Supplier Korek Api Gas Keren Nanga Pinoh 085648741988
Anda pasti telah tidak asing kembali dikala mendengar kata korek api. Korek api seringkali disebut bersama geretan, pemantik, mancis, cricket, atau tokai. Pemantik sendiri merupakan sebuah alat yang digunakan untuk menghasilkan api dan punyai banyak kegunaan untuk kehidupan sehari-hari. Misalnya untuk memberikan pencahayaan di pas suasana gelap atau tidak tersedia listrik.
Prinsip dasar korek api terhadap mulanya ditemukan di negara China jauh sebelum saat masehi tersedia zaman fuxi, di mana ada seorang ilmuwan yang dijuluki suiren, dia yang mendapatkan langkah pertama untuk menghasilkan api dengan cara menggosokkan 2 permukaan kayu yang lantas bakal menghasilkan percikan-percikan api. Setelah korek api kayu ini tersebar di seluruh dunia, sebagian ratus tahun kemudian barulah ditemukan korek gesek oleh Hennig Brandt dari Hamburg, Jerman pada th. 1669.

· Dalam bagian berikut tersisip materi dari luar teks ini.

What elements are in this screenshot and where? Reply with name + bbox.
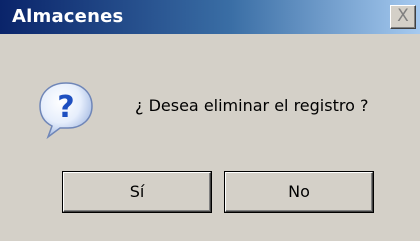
svg-text:?: ? (57, 90, 74, 125)
close-icon: X (397, 6, 409, 26)
yes-button[interactable]: Sí (63, 172, 211, 212)
dialog-message: ¿ Desea eliminar el registro ? (135, 96, 369, 115)
question-icon: ? (39, 82, 93, 139)
no-button[interactable]: No (225, 172, 373, 212)
dialog-title: Almacenes (12, 6, 124, 27)
title-bar[interactable]: Almacenes X (0, 0, 420, 34)
close-button[interactable]: X (390, 5, 416, 29)
confirm-dialog: Almacenes X ? ¿ Desea eliminar el regist… (0, 0, 420, 241)
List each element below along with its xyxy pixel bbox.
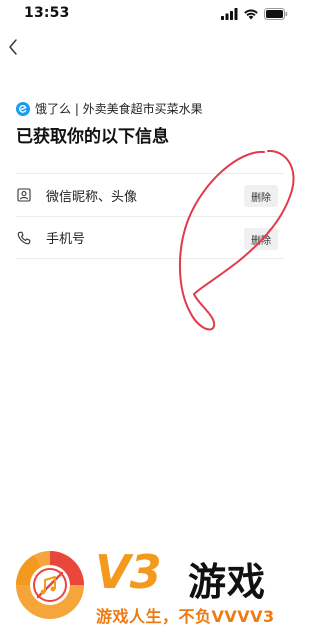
info-label: 微信昵称、头像 [46,189,138,205]
watermark: V3 游戏 游戏人生，不负VVVV3 [0,545,300,633]
screen: 13:53 饿了么 | 外卖美食超市买菜水果 已获取你的以下信息 微信昵称、头像… [0,0,300,633]
delete-button[interactable]: 删除 [244,228,278,250]
phone-icon [16,230,32,246]
page-title: 已获取你的以下信息 [16,127,169,147]
watermark-slogan: 游戏人生，不负VVVV3 [96,607,275,626]
status-icons [221,8,288,20]
info-label: 手机号 [46,232,86,247]
status-bar: 13:53 [0,0,300,28]
wifi-icon [244,9,258,20]
watermark-brand: V3 [95,545,162,599]
music-disc-logo-icon [16,551,84,619]
status-time: 13:53 [24,5,70,21]
watermark-title: 游戏 [188,560,267,604]
back-button[interactable] [2,36,24,58]
info-row-profile: 微信昵称、头像 删除 [16,173,284,216]
app-name: 饿了么 | 外卖美食超市买菜水果 [35,102,203,116]
signal-icon [221,8,238,20]
battery-icon [264,8,288,20]
info-row-phone: 手机号 删除 [16,216,284,259]
info-list: 微信昵称、头像 删除 手机号 删除 [16,173,284,259]
delete-button[interactable]: 删除 [244,185,278,207]
portrait-icon [16,187,32,203]
chevron-left-icon [9,39,17,55]
app-info: 饿了么 | 外卖美食超市买菜水果 [16,100,203,117]
app-logo-icon [16,101,30,116]
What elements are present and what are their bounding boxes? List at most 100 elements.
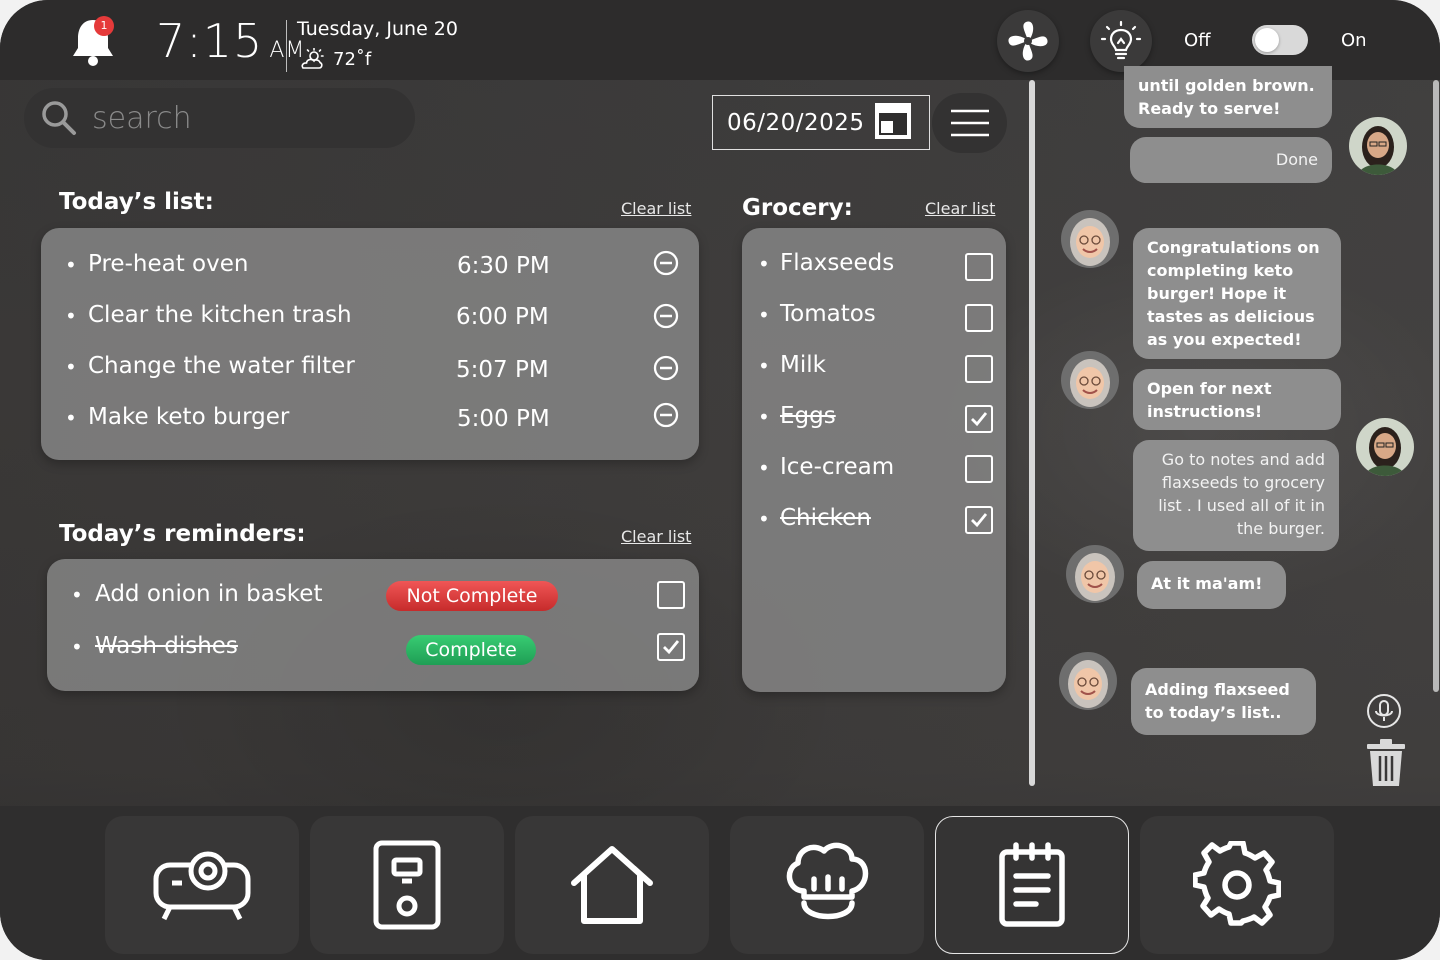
nav-appliance[interactable] [310,816,504,954]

Awal mula penemuan korek gesek ini merupakan percobaan gagal berasal dari Hennig, yang bermaksud menghendaki sebabkan emas berasal dari logam lain tetapi yang ia dapatkan adalah fosfor. Kemudian asisten Hennig yang bernama Robert Boyle mencoba melapisi kertas kasar bersama fosfor dan serpihan kayu bersama dengan belerang. Dan disaat dia menarik serpihan kayu di atas kertas fosfor selanjutnya ternyata menghasilkan api. Namun penemuan Boyle itu dihentikan gara-gara kurang sempurna. Dari penemuan tersebut selanjutnya para ilmuwan coba untuk menyempurnakannya.
Pada tahun 1826 tersedia seorang apoteker bernama John Walker yang lantas disebut bersama ayah penemu korek api. Ia laksanakan percobaan dengan cara menggabungkan sulfida antimon, potassium klorat, permen karet dan pati dengan tongkat kayu sesudah itu ia mengikis tongkat tersebut diatas batu dan tongkat berikut terbakar. Dari penemuannya itu, pada akhirnya menghasilkan brand dagang yaitu “Lucifer”, namun perihal itu tidak bertahan lama dikarenakan penemuan korek kayu tersebut membuahkan bau belerang yang berbahaya. Kemudian, para ilmuwan terus menerus mengembangkan korek kayu tersebut sampai seperti yang kita kenal sekarang ini.
Seiring dengan perkembangan zaman dan teknologi korek api, korek kayu berkembang jadi korek gas. Dimana korek jenis berikut pakai gas cair yang nantinya dapat menghasilkan api. Penemuan ini ditemukan pada tahun 1823 oleh Johann Wolfgang Dobereiner. Temuan Johann selanjutnya dapat menjadi komitmen dasar pematik yang ada di semua dunia saat ini ini. Prinsip Johann gunakan reaksi kimia pada seng dengan asam sulfat untuk menghasilkan gas hydrogen yang gampang terbakar. Kemudian penemuan ini konsisten disempurnakan sampai tahun 1910 oleh Louis Ronson yang sukses menciptakan pematik yang sempurna bersama dengan diberi nama Pist-O-Liter.